Around the aisles, signs tout the fact that in-store prices are the same as they are online. And here’s how you find those prices: You can use the Amazon app to scan the cover of the book or a barcode listed near the book; take the book to a price-checking station; or ask an employee to scan the book for you.

That’s because in-store prices fluctuate just as they do on the website.

That price flexibility could, in theory, offer better deals. But some visitors are already complaining. Says Seattle-based culture site City Arts, “For a place that wants to encourage community, the store prefers me staring at my phone. A lot.” Tech site Ars Technica writes, “For the most part, we found the shop—and its reliance on the Amazon smartphone app—something that we had no desire to ever return to again.”

Store manager Nick Ewing tells Quartz that he hopes Amazon’s reputation for competitive prices online will put shoppers at ease as they look around. “It’s very different—people aren’t used to this in a bookstore,” he says, “But once people have understood it, they’ve liked it.”

For a first-timer, pulling out an app does seem like a surprisingly round-about way of in-store shopping, especially from a retailer known for convenience.
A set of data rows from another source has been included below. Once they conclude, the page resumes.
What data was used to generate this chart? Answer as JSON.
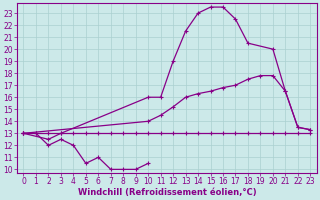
{
  "xlabel": "Windchill (Refroidissement éolien,°C)",
  "xlim_min": -0.5,
  "xlim_max": 23.5,
  "ylim_min": 9.7,
  "ylim_max": 23.8,
  "xticks": [
    0,
    1,
    2,
    3,
    4,
    5,
    6,
    7,
    8,
    9,
    10,
    11,
    12,
    13,
    14,
    15,
    16,
    17,
    18,
    19,
    20,
    21,
    22,
    23
  ],
  "yticks": [
    10,
    11,
    12,
    13,
    14,
    15,
    16,
    17,
    18,
    19,
    20,
    21,
    22,
    23
  ],
  "bg_color": "#cce9e9",
  "grid_color": "#aad0d0",
  "line_color": "#880088",
  "tick_fontsize": 5.5,
  "xlabel_fontsize": 6,
  "flat_x": [
    0,
    1,
    2,
    3,
    4,
    5,
    6,
    7,
    8,
    9,
    10,
    11,
    12,
    13,
    14,
    15,
    16,
    17,
    18,
    19,
    20,
    21,
    22,
    23
  ],
  "flat_y": [
    13,
    13,
    13,
    13,
    13,
    13,
    13,
    13,
    13,
    13,
    13,
    13,
    13,
    13,
    13,
    13,
    13,
    13,
    13,
    13,
    13,
    13,
    13,
    13
  ],
  "wavy_x": [
    0,
    1,
    2,
    3,
    4,
    5,
    6,
    7,
    8,
    9,
    10
  ],
  "wavy_y": [
    13,
    13,
    12,
    12.5,
    12,
    10.5,
    11,
    10,
    10,
    10,
    10.5
  ],
  "peak_x": [
    0,
    2,
    3,
    10,
    11,
    12,
    13,
    14,
    15,
    16,
    17,
    18,
    20,
    21,
    22,
    23
  ],
  "peak_y": [
    13,
    12.5,
    13,
    16,
    16,
    19,
    21.5,
    23,
    23.5,
    23.5,
    22.5,
    20.5,
    20,
    16.5,
    13.5,
    13.3
  ],
  "diag_x": [
    0,
    10,
    11,
    12,
    13,
    14,
    15,
    16,
    17,
    18,
    19,
    20,
    21,
    22,
    23
  ],
  "diag_y": [
    13,
    14,
    14.5,
    15.2,
    16,
    16.3,
    16.5,
    16.8,
    17,
    17.5,
    17.8,
    17.8,
    16.5,
    13.5,
    13.3
  ]
}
And in the absence of an app, few shopping experiences are as user-unfriendly as having to ask an associate how much all your items cost, as you mentally tally the bill.

The original, virtual Amazon.com is a site that embraces the immediacy of the digital—prices are listed in-line with book covers, and just pixels away from a button that lets you buy the book and have it sent to you, all with a single click. Only time will tell if the new stickerless in-store experience can top the awesome feeling of shopping in bed, glass of wine in one hand, ready to buy with the other.